Where the Dialogue Begins
In the late afternoon of my final day in West Humboldt, Tashona, a young woman in the seventh grade, hugged me goodbye in the YMCA teen lounge as we exchanged cell numbers, promised to message on Facebook and stay in touch. After I hugged her and three other beautiful young women, tears stung my eyes as I walked back to the convent to meet the taxi that would drive me back into my own private world. But it was no longer the private world I'd left behind, because I was coming back to it as a changed person.
I wasn't returning with a list of strategies and "fixes" for the poverty-afflicted West Humboldt area of Chicago. I'd found a little magic that can transform classrooms, schools and communities. I call it a little magic, but it's actually something much bigger, broader and beyond definition. It eludes policies, government, charter, public and higher education institutions. It lodged in my throat as I waved goodbye to the Sisters at the convent, my undergraduates, and the neighborhood; finally moving to the center of my chest where I found the sting of our shared commonalities and the dark and light aspects of my own life mirroring those who I came to serve.

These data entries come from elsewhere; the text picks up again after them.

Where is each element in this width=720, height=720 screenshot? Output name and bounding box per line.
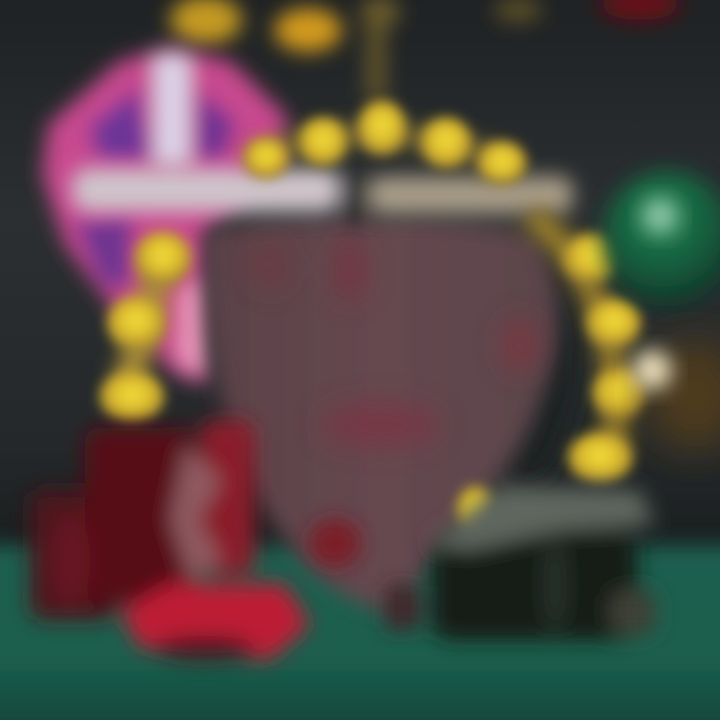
red chip stack [30, 420, 361, 660]
pink and purple wheel [42, 45, 288, 385]
gold light bulbs [99, 100, 648, 534]
black chip stack [385, 485, 655, 640]
green felt table [0, 545, 720, 720]
green ball [602, 170, 720, 306]
heart shaped playing card [205, 220, 558, 612]
card red markings [252, 238, 538, 447]
brown object and white glare [632, 340, 720, 450]
top decorative lights [170, 0, 680, 100]
gold arc of the frame [125, 134, 616, 460]
white marquee banner [72, 168, 573, 222]
dark frame shadow to the right of the card [500, 240, 578, 480]
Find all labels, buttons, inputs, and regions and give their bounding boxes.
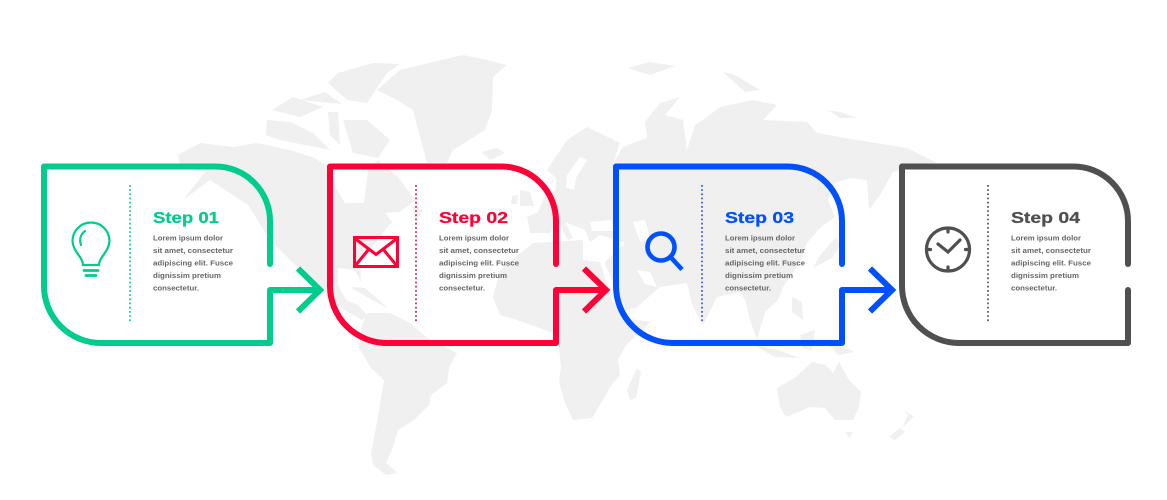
- inland seas: [566, 157, 657, 316]
- Australia: [777, 362, 861, 420]
- dotted divider: [987, 185, 989, 323]
- Eurasia: [527, 97, 937, 340]
- body text: dignissim pretium: [725, 273, 793, 280]
- grey outline: [902, 166, 1128, 343]
- body text: sit amet, consectetur: [1011, 248, 1091, 255]
- body text: consectetur.: [725, 286, 771, 292]
- South America: [359, 313, 457, 475]
- body text: Lorem ipsum dolor: [439, 236, 509, 242]
- green outline with arrow shaft: [44, 166, 320, 343]
- Greenland: [377, 55, 507, 163]
- body text: Lorem ipsum dolor: [1011, 236, 1081, 242]
- body text: [725, 236, 805, 292]
- panel: step 04: [902, 166, 1128, 343]
- body text: sit amet, consectetur: [439, 248, 519, 255]
- body text: dignissim pretium: [439, 273, 507, 280]
- body text: adipiscing elit. Fusce: [439, 260, 519, 268]
- body text: consectetur.: [153, 286, 199, 292]
- arrow head: [584, 268, 606, 312]
- heading: Step 04: [1011, 210, 1080, 227]
- panel: step 01: [44, 166, 320, 343]
- body text: [153, 236, 233, 292]
- Japan: [813, 237, 840, 268]
- Arctic islands: [266, 92, 342, 150]
- icon: envelope: [354, 238, 398, 266]
- body text: sit amet, consectetur: [153, 248, 233, 255]
- body text: consectetur.: [1011, 286, 1057, 292]
- icon: magnifying glass: [648, 234, 682, 270]
- body text: Lorem ipsum dolor: [153, 236, 223, 242]
- dotted divider: [129, 185, 131, 323]
- body text: sit amet, consectetur: [725, 248, 805, 255]
- icon: clock: [926, 228, 970, 271]
- dotted divider: [415, 185, 417, 323]
- body text: Lorem ipsum dolor: [725, 236, 795, 242]
- body text: adipiscing elit. Fusce: [725, 260, 805, 268]
- panel: step 02: [330, 166, 606, 343]
- heading: Step 01: [153, 210, 219, 227]
- Indonesia and Philippines: [753, 297, 855, 358]
- body text: adipiscing elit. Fusce: [1011, 260, 1091, 268]
- blue outline with arrow shaft: [616, 166, 892, 343]
- North America: [178, 143, 415, 320]
- heading: Step 03: [725, 210, 794, 227]
- Iceland, Britain, Ireland: [482, 148, 534, 206]
- dotted divider: [701, 185, 703, 323]
- Africa: [493, 240, 650, 420]
- panel: step 03: [616, 166, 892, 343]
- body text: dignissim pretium: [153, 273, 221, 280]
- icon: light bulb: [72, 222, 110, 276]
- world map background: [178, 55, 937, 475]
- arrow head: [298, 268, 320, 312]
- body text: adipiscing elit. Fusce: [153, 260, 233, 268]
- body text: consectetur.: [439, 286, 485, 292]
- arrow head: [870, 268, 892, 312]
- Tasmania and New Zealand: [845, 410, 914, 440]
- Madagascar: [627, 368, 641, 400]
- Arctic archipelagos: [628, 62, 857, 118]
- Cuba and Newfoundland: [350, 205, 424, 308]
- heading: Step 02: [439, 210, 508, 227]
- body text: dignissim pretium: [1011, 273, 1079, 280]
- Baffin Island: [343, 120, 390, 158]
- body text: [439, 236, 519, 292]
- Ellesmere Island: [328, 63, 400, 103]
- body text: [1011, 236, 1091, 292]
- red outline with arrow shaft: [330, 166, 606, 343]
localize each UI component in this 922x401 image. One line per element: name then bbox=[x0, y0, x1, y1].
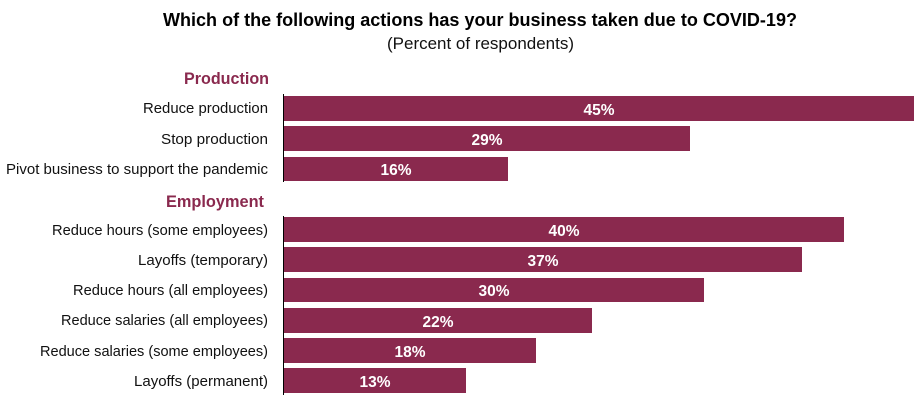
axis bbox=[283, 94, 284, 182]
axis bbox=[283, 216, 284, 395]
bar: stop production: Stop production bbox=[161, 132, 268, 148]
bar: reduce hours some: 40% bbox=[548, 223, 580, 240]
bar: layoffs permanent: 13% bbox=[360, 374, 390, 391]
chart: production bbox=[6, 94, 914, 182]
heading: production: Production bbox=[184, 69, 269, 88]
bar: reduce hours all: 30% bbox=[478, 283, 510, 300]
bar: reduce salaries all: Reduce salaries (all employees) bbox=[61, 313, 268, 329]
bar: reduce salaries all bbox=[61, 308, 592, 333]
bar: pivot business bbox=[6, 157, 508, 181]
bar: reduce production: Reduce production bbox=[143, 101, 268, 117]
bar: reduce hours some bbox=[52, 217, 844, 242]
bar: reduce production: 45% bbox=[584, 102, 614, 119]
bar: reduce production bbox=[143, 96, 914, 121]
bar: pivot business: Pivot business to support the pandemic bbox=[6, 162, 268, 178]
bar: pivot business: 16% bbox=[380, 162, 412, 179]
bar: reduce hours all: Reduce hours (all employees) bbox=[73, 283, 268, 299]
bar: layoffs temporary bbox=[138, 247, 802, 272]
chart: employment bbox=[40, 216, 844, 395]
bar: stop production: 29% bbox=[472, 132, 502, 149]
title: Which of the following actions has your business taken due to COVID-19? bbox=[163, 9, 797, 30]
bar: reduce salaries some: Reduce salaries (some employees) bbox=[40, 344, 268, 360]
bar: layoffs permanent: Layoffs (permanent) bbox=[134, 374, 268, 390]
heading: employment: Employment bbox=[166, 192, 264, 211]
bar: stop production bbox=[161, 126, 690, 151]
bar: layoffs permanent bbox=[134, 368, 466, 393]
bar: layoffs temporary: 37% bbox=[528, 253, 558, 270]
bar: reduce salaries some: 18% bbox=[394, 344, 426, 361]
bar: reduce hours some: Reduce hours (some employees) bbox=[52, 223, 268, 239]
bar: reduce salaries some bbox=[40, 338, 536, 363]
bar: reduce salaries all: 22% bbox=[422, 314, 454, 331]
subtitle: (Percent of respondents) bbox=[387, 35, 574, 53]
bar: reduce hours all bbox=[73, 278, 704, 302]
bar: layoffs temporary: Layoffs (temporary) bbox=[138, 253, 268, 269]
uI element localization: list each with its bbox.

The irony in this adventure was that the people who I came to serve ended up serving me. And with all of the teacher training, conferences, dissertations, field experiences, research and countless meetings to perfect student growth and learning outcomes, it boils down to a connection where the dialogue begins, where dream seeds are planted, where intentions and hearts are set on fire! If we can feel the world of another, together we can take the steps that create change and endure all circumstances.
How do you feel the world of another? You step inside it as you observe the pain from the words spoken, the diminishing light in one's eyes, and you embrace as it as your own . . . for after all, it truly is!